単に敵が自分の顔を知らないから、ということはないだろう。それなら自分の名前を確かめようとするだろうし、他にも手はいくらでもある。しかし、男はそうはしなかった。

それに疑問はもう一つある。男がソーントン老人のことを知っていたということだ。それにこの町の事情にも詳しい話し方だった。
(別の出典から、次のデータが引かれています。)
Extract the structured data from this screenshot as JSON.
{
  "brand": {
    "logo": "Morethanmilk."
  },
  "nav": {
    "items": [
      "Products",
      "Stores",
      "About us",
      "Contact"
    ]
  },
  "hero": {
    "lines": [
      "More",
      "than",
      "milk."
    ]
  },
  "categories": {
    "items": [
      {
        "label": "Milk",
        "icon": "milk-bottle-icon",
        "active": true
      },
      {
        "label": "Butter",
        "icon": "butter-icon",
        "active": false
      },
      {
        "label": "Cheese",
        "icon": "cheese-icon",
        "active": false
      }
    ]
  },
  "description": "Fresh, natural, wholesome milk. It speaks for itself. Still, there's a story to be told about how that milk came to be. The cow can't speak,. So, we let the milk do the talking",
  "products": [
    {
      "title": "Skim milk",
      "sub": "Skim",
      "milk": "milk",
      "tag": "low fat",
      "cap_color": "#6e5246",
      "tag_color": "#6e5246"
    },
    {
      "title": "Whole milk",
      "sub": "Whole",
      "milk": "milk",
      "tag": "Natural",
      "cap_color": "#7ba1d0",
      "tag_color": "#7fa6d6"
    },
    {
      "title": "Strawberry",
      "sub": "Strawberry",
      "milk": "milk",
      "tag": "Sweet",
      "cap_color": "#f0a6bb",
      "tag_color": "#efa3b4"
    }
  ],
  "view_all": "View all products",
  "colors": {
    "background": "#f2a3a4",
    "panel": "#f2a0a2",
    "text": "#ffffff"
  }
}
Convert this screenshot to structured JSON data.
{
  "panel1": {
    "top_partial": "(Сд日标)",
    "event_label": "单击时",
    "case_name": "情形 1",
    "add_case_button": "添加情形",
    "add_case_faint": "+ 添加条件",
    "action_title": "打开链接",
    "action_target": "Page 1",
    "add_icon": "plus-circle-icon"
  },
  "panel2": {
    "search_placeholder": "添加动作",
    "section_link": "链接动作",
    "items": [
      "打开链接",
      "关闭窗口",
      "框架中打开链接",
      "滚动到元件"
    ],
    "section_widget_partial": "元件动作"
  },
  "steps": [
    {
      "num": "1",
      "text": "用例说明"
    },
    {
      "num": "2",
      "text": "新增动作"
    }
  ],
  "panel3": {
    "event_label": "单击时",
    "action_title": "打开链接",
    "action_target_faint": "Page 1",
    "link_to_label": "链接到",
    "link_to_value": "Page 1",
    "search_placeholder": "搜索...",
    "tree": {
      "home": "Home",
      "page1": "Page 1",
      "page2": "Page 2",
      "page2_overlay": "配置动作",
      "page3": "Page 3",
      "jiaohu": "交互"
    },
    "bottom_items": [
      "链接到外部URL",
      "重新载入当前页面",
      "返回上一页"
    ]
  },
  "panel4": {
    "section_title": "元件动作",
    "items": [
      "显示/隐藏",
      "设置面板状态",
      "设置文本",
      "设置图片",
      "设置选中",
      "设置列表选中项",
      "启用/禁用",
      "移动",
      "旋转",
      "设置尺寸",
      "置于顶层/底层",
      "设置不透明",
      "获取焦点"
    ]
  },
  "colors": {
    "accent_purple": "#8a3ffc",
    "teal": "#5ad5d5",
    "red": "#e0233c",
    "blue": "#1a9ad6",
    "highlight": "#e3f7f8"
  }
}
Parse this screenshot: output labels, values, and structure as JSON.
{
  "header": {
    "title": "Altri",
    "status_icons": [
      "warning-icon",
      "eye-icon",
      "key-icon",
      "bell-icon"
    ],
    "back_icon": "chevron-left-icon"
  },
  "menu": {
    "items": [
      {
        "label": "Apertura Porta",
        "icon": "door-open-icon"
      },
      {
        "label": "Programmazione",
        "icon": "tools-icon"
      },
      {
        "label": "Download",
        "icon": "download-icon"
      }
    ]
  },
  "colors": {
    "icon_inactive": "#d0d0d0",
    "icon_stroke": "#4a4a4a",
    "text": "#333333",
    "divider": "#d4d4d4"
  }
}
シンジを追ってこの町に来たというなら、それではつじつまが合わない。

『思い過ごし・・・・かな?』

そうも思う。先日襲撃された恐怖がまだ抜けきっておらず、そのために過敏になっているのかも・・・・

単に見慣れぬ他所者に対する固い対応を、自分が過度に受け取ってしまったのかも・・・そういう気もする。

どちらにしても・・・・・・

シンジの口から溜息がもれた。

『長くは・・・・ここにはいられないな・・・・』

逃げる者に安住の地はない。生涯逃げ続けるだけ。

スイング・ドアを押し開け、店内に入ったシンジの胸にそんな考えが浮かんでいた。

「どうじゃった? 馬は元気だったか?」

陽気なソーントンの声がした。

「・・ええ。とっても。」

無理に笑顔をつくって、シンジは言った。

「そうか・・・」

そう答えるソーントン老人の顔がシンジの瞳に映る。

先ほどの男のことを老人に聞くべきかどうか・・・・

その胸に葛藤があった。

男のことは知りたい。でも、この老人に迷惑はかけたくない。

男のことを聞く過程で、もしかしたら老人は自分の境遇を聞いてくるかもしれない。

そうなったら・・・、自分はそれを話してしまうかもしれない・・・

でももしそうなれば・・・・

ブルークリークでの辛い思い出が、シンジの胸に痛みを与えた。

万が一にもこの老人にだけは迷惑をかけられない。

でも・・・・

カウンターについてもその葛藤は消えなかった。逆に、ますます大きくなった。

そんなシンジの内面を知るよしもなく、老人が目の前で、またグラスを磨いている。

『いっそこのまま・・・・』

そんな思いがシンジの脳裏に浮かぶ。

いっそこのまま何も言わず、何も聞かずにこの家を出た方が良いのではないか。

老人に迷惑をかけないのであれば、それが最良の方法かも・・・・

老人に対する恩を返すのであればお金を黙って置いていけばいい。

万一の時のためにミサトに貰ったお金がいくらかある。

それを置いていけば・・・・・

不本意ではあるが、それで老人に迷惑がかからなければ・・・・・

その時、スイング・ドアの軋む音がした。

先ほどの男が来たのかも・・・・・

そう思い、扉の方にシンジがその瞳を向けた。

「ほう・・・・女の客とは珍しいのお・・・」

カウンター越しにすぐ隣にいるはずのソーントン老人の声が、遠くに聞こえた。

老人の視線が、シンジと同じく店の入り口に向いていた。

そこに立つ人影に向かって。

黒い鐔広の旅行帽に薄い灰色のロングコート。

シンジの目がそこに釘付けになっていた。

入り口に立つその人影の黒い双眸も、またシンジを見つめている。

「どうした・・・・知り合いか・・・・?」

シンジの顔を見つめ、老人がつぶやく。

知っている・・・・

忘れようはずはない・・・・

そこに・・・・

その両手でスイング・ドアを押し広げながら、葛城 ミサトは静かにたたずんでいた。